CCAG and Partners Expose Harms Caused by Private Equity at Legislative Forum
“Connecticut has seen firsthand the damage private equity will do to hospitals and housing in the name of maximizing profit”
Lawmakers, workers, tenants, researchers, and advocates gathered Thursday at the Legislative Office Building for a Connecticut legislative forum on private equity, organized by Connecticut Citizen Action Group and allies
.The forum focused on how private equity is reshaping essential parts of life in Connecticut, especially healthcare and housing. Private equity is an investment model built around large, short-term profits, often using debt to acquire companies and then extracting fees and returns from their operations. Unlike venture capital, which more often makes minority investments in earlier-stage startups, private equity generally targets more established companies and can take controlling stakes.
The forum featured Megan Greenwell, author of Bad Company: Private Equity and the Death of the American Dream, impacted residents and nurses, and Yale researcher Dr. Aashka Shah, Connecticut Fair Housing Center attorney Sarah White, Several lawmakers also took part, including host Rep. Jane Garibay, Rep. Kara Rochelle of the Blue Collar Caucus, Rep. Cristin McCarthy Vahey, Rep. Maryam Kahn and Senator Matt Lesser.
Greenwell and Shah underscored that Connecticut’s hospital crisis - in which three hospitals declared bankruptcy after being acquired by private equity, after years of cutting staffing and services - is part of a broader pattern unfolding across the country. Shah pointed to the toll private equity ownership can take on care, including longer waits, reduced staffing, worsening quality and even the loss of access in some communities.
Rep. Cristin McCarthy Vahey spoke about the fallout from the Prospect hospital bankruptcies, and nurses Rena Berube of Manchester Hospital and Marilyn Anthony of WaterburyHospital brought that harm into sharp focus with firsthand accounts of stripped services, chronic understaffing and, as Anthony put it, “patient neglect.”
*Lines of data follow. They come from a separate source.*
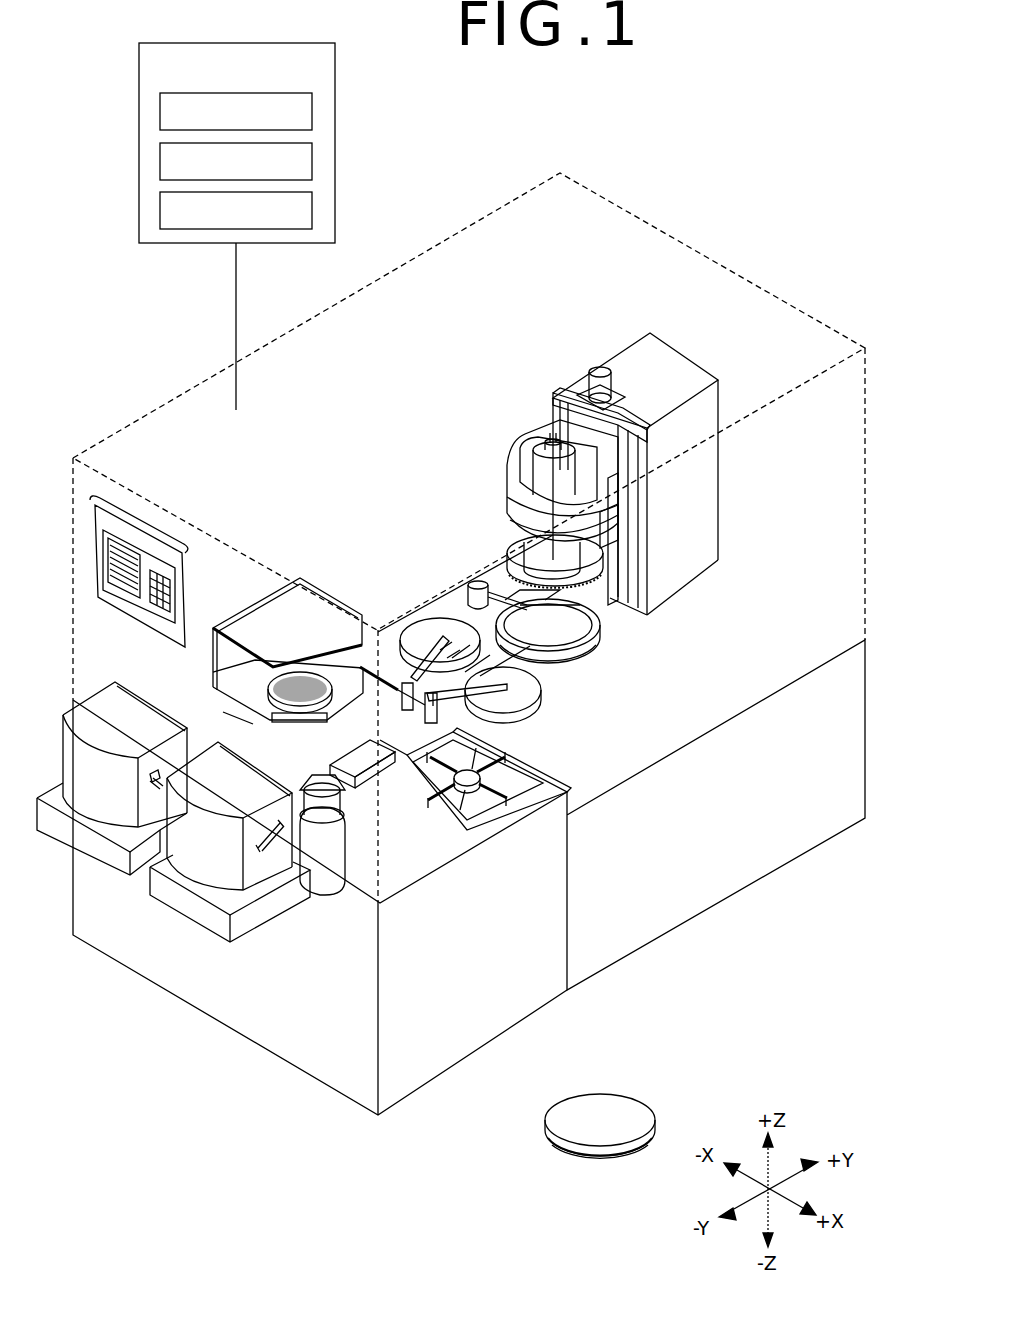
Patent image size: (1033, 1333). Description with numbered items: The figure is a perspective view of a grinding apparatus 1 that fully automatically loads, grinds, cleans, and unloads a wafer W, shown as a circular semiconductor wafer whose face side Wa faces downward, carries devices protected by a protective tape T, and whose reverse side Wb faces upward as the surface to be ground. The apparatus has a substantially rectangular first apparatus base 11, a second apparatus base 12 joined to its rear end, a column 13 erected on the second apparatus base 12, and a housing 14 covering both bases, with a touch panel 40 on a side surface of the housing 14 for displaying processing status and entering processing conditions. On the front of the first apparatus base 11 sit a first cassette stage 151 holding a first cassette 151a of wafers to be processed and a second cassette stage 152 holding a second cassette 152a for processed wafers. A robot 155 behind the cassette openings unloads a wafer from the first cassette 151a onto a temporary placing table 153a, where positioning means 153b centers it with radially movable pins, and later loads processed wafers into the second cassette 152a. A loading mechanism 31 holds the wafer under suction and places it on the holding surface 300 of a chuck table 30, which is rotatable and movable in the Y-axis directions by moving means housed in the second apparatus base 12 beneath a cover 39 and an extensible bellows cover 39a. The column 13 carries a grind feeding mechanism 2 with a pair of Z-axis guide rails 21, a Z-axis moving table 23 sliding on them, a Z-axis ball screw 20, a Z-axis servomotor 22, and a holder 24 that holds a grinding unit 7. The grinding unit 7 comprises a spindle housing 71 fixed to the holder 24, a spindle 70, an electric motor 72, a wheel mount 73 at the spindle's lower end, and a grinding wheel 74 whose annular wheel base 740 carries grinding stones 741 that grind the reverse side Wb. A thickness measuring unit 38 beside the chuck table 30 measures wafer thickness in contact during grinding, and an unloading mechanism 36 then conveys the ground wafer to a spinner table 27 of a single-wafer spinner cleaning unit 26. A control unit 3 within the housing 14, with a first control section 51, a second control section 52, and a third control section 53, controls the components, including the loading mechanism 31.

The grinding apparatus 1 is at (705, 170).
The grind feeding mechanism 2 is at (603, 338).
The control unit 3 is at (139, 85).
The grinding unit 7 is at (508, 422).
The first apparatus base 11 is at (415, 1058).
The second apparatus base 12 is at (733, 852).
The column 13 is at (662, 356).
The housing 14 is at (403, 255).
The Z-axis ball screw 20 is at (620, 412).
The Z-axis guide rails 21 is at (585, 392).
The Z-axis servomotor 22 is at (612, 365).
The Z-axis moving table 23 is at (630, 500).
The holder 24 is at (620, 518).
The single-wafer spinner cleaning unit 26 is at (250, 594).
The spinner table 27 is at (270, 700).
The chuck table 30 is at (585, 650).
The loading mechanism 31 is at (520, 712).
The unloading mechanism 36 is at (432, 610).
The thickness measuring unit 38 is at (478, 585).
The cover 39 is at (545, 668).
The bellows cover 39a is at (532, 716).
The touch panel 40 is at (143, 560).
The first control section 51 is at (160, 108).
The second control section 52 is at (160, 162).
The third control section 53 is at (160, 210).
The spindle 70 is at (550, 470).
The spindle housing 71 is at (518, 488).
The electric motor 72 is at (515, 462).
The wheel mount 73 is at (598, 545).
The grinding wheel 74 is at (716, 606).
The first cassette stage 151 is at (208, 912).
The first cassette 151a is at (190, 858).
The second cassette stage 152 is at (118, 862).
The second cassette 152a is at (95, 805).
The temporary placing table 153a is at (480, 790).
The positioning means 153b is at (518, 790).
The robot 155 is at (340, 850).
The holding surface 300 is at (592, 642).
The wheel base 740 is at (600, 603).
The grinding stones 741 is at (596, 642).
The wafer W is at (660, 1104).
The face side Wa is at (612, 1160).
The reverse side Wb is at (605, 1100).
The protective tape T is at (585, 1158).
Connecticut Fair Housing Center attorney Sarah White put private equity’s housing playbook into simple terms: raise rents, pile on fees, and cut corners on maintenance to boost profits fast. At Concierge Apartments in Rocky Hill, that neglect helped create a crisis when burst pipes displaced more than 2,000 residents. She also highlighted the growing strain on manufactured home communities.
Dave Delohery, of the Connecticut Manufactured Home Owners Alliance, said corporate interests now control an estimated 40% of manufactured home park sites in the state, leaving many residents trapped with few realistic alternatives.
The conversation also widened beyond hospitals and housing. Rep. Maryam Khan warned that private equity is beginning to encroach on special education providers, a sobering concern in a state where many districts already rely on outside providers for mandated services.
McCarthy Vahey, Lesser and Rochelle all pointed out that when private equity damages hospitals, healthcare and housing, it is taxpayers that wind up paying the price.
Organizers stressed that the forum was meant as a starting point, not an endpoint, and tied the discussion to bills now moving through the Children’s, Public Health, Housing and Aging committees.
“We need to do a far better job of creating a regulatory environment where working people can survive and thrive without billionaires squeezing them absolutely dry,” Dupont-Diehl said.
“Connecticut has seen firsthand the damage private equity will do to hospitals and housing in the name of maximizing profit,” U.S. Sen. Chris Murphy said in a statement. Murphy has issued reports and proposed legislation on private equity. “Protecting our communities from this corporate greed will require all levels of government and I’m grateful to the organizers of today’s forum for their commitment to finding solutions that put Connecticut families first.”
The forum was organized by CCAG along with CT for All, AFT Connecticut, CHCA District 1199, CT Voices for Children, CT AFL-CIO, the Blue Collar Caucus, CT Early Childhood Alliance, Universal Health Care Foundation and Health Equity Solutions.